9.3.1. Secure Coding Principles and OWASP Top 10
💡 First Principle: Secure coding principles are defensive defaults — assumptions that every input is hostile, every error path matters, and every access must be verified. When these principles are applied consistently, entire vulnerability classes are eliminated structurally rather than discovered and patched individually. The cost difference is orders of magnitude: preventing SQL injection by using parameterized queries everywhere is cheaper than finding and fixing SQL injection bugs one at a time across thousands of code paths.
OWASP Top 10 (2021) — the vulnerability classes that matter most:
| Rank | Category | Root Cause | Prevention |
|---|---|---|---|
| A01 | Broken Access Control | Missing or inconsistent authorization checks | Deny by default; enforce at server side; verify on every request |
| A02 | Cryptographic Failures | Weak algorithms, poor key management, data exposure | Use current algorithms (AES-256, SHA-256+); manage keys properly; encrypt data at rest and in transit |
| A03 | Injection | Untrusted input interpreted as code | Parameterized queries (SQL); output encoding (XSS); input validation (allowlist) |
| A04 | Insecure Design | Missing threat model; no security architecture | Threat modeling in design phase; secure design patterns; abuse case analysis |
| A05 | Security Misconfiguration | Default credentials; unnecessary features enabled; verbose errors | Hardened baselines; automated configuration scanning; minimal installation |
| A06 | Vulnerable Components | Using libraries with known CVEs | SCA scanning; SBOM maintenance; dependency update process |
| A07 | Authentication Failures | Weak passwords; missing MFA; session mismanagement | MFA; credential stuffing protection; secure session handling |
| A08 | Data Integrity Failures | Untrusted deserialization; unsigned updates | Input validation on serialized data; signed and verified software updates |
| A09 | Logging Failures | Insufficient logging; logs not monitored | Log security-relevant events; protect log integrity; integrate with SIEM |
| A10 | SSRF | Server makes requests to attacker-controlled URLs | Validate and sanitize all URLs; allowlist permitted destinations; segment network |
Core secure coding principles:
- Input validation — Validate all input on the server side. Allowlist validation (define what IS allowed) is stronger than denylist validation (define what IS NOT allowed) because denylist approaches cannot anticipate every possible malicious input. Validate data type, length, range, and format.
- Output encoding — Encode output based on the context where it will be rendered (HTML encoding for web pages, URL encoding for query parameters, JavaScript encoding for script contexts). Output encoding prevents XSS by ensuring user-supplied data is treated as data, not executable code.

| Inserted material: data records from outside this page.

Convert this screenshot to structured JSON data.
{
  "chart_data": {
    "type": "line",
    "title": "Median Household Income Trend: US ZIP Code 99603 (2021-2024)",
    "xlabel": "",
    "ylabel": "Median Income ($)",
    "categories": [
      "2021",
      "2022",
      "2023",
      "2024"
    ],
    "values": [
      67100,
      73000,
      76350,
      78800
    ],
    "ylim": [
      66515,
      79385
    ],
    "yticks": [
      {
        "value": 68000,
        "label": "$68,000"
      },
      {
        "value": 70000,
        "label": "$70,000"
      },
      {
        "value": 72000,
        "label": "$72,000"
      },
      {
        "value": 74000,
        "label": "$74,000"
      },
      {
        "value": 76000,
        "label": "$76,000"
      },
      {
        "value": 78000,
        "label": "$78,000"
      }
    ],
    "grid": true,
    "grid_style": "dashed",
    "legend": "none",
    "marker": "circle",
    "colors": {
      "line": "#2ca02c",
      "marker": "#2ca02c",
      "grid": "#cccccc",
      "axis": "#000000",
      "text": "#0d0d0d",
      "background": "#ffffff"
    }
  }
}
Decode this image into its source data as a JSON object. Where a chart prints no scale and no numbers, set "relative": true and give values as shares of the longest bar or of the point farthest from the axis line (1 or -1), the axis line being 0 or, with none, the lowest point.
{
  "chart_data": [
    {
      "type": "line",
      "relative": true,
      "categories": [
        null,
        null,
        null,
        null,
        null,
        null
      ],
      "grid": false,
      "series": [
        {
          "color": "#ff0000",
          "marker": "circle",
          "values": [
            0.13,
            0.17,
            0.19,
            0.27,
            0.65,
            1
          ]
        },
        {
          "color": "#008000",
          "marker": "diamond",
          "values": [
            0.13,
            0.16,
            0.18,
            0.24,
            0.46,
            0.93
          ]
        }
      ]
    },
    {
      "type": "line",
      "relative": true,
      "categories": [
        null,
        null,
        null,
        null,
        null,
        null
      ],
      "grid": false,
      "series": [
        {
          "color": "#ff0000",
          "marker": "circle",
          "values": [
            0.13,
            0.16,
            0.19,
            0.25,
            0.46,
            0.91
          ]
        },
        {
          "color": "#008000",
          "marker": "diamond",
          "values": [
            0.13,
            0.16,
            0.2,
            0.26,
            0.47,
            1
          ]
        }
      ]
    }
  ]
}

- Parameterized queries — The definitive defense against SQL injection. Parameterized queries (prepared statements) separate SQL code from data — the database engine treats user input as a literal value, never as executable SQL. Input filtering alone is insufficient because filter bypass techniques are well-documented.
- Fail secure — When an error occurs, the system should deny access rather than grant it. A firewall that fails open allows all traffic during a malfunction; a firewall that fails closed blocks all traffic. For security controls, fail closed is the correct default.
- Secure defaults — Applications should ship with the most secure configuration possible. Features that reduce security (debug mode, verbose error messages, default admin accounts) should be disabled by default and require explicit activation.
- Least privilege in code — Application components should run with the minimum permissions required. A web application should not run as root/admin. Database connections should use accounts with only the permissions needed (SELECT for read operations, not full DBA access).
Memory safety vulnerabilities:
Buffer overflows remain relevant for the CISSP despite being a lower-level vulnerability class:
| Vulnerability | Mechanism | Prevention |
|---|---|---|
| Buffer overflow | Input exceeds allocated memory; overwrites adjacent data/code | Memory-safe languages (Rust, Go, Java); bounds checking; ASLR; DEP/NX; stack canaries |
| Integer overflow | Arithmetic exceeds data type capacity; wraps to unexpected value | Safe integer libraries; range validation before arithmetic operations |
| Format string | User input used directly in format functions (printf) | Never use user input as format strings; use fixed format strings with arguments |
⚠️ Exam Trap: SQL injection is prevented by parameterized queries — not by input filtering alone. Input filtering (stripping single quotes, escaping special characters) can be bypassed with encoding techniques, alternative syntax, or second-order injection. The exam tests whether you know the structural defense (parameterized queries) versus the brittle defense (input filtering).
Reflection Question: A code review reveals that a web application constructs SQL queries by concatenating user input directly into the query string. The developer argues this is safe because the application strips single quotes from all input before concatenation. Explain why this defense is insufficient, provide a specific bypass technique, and describe the correct architectural fix that eliminates SQL injection structurally.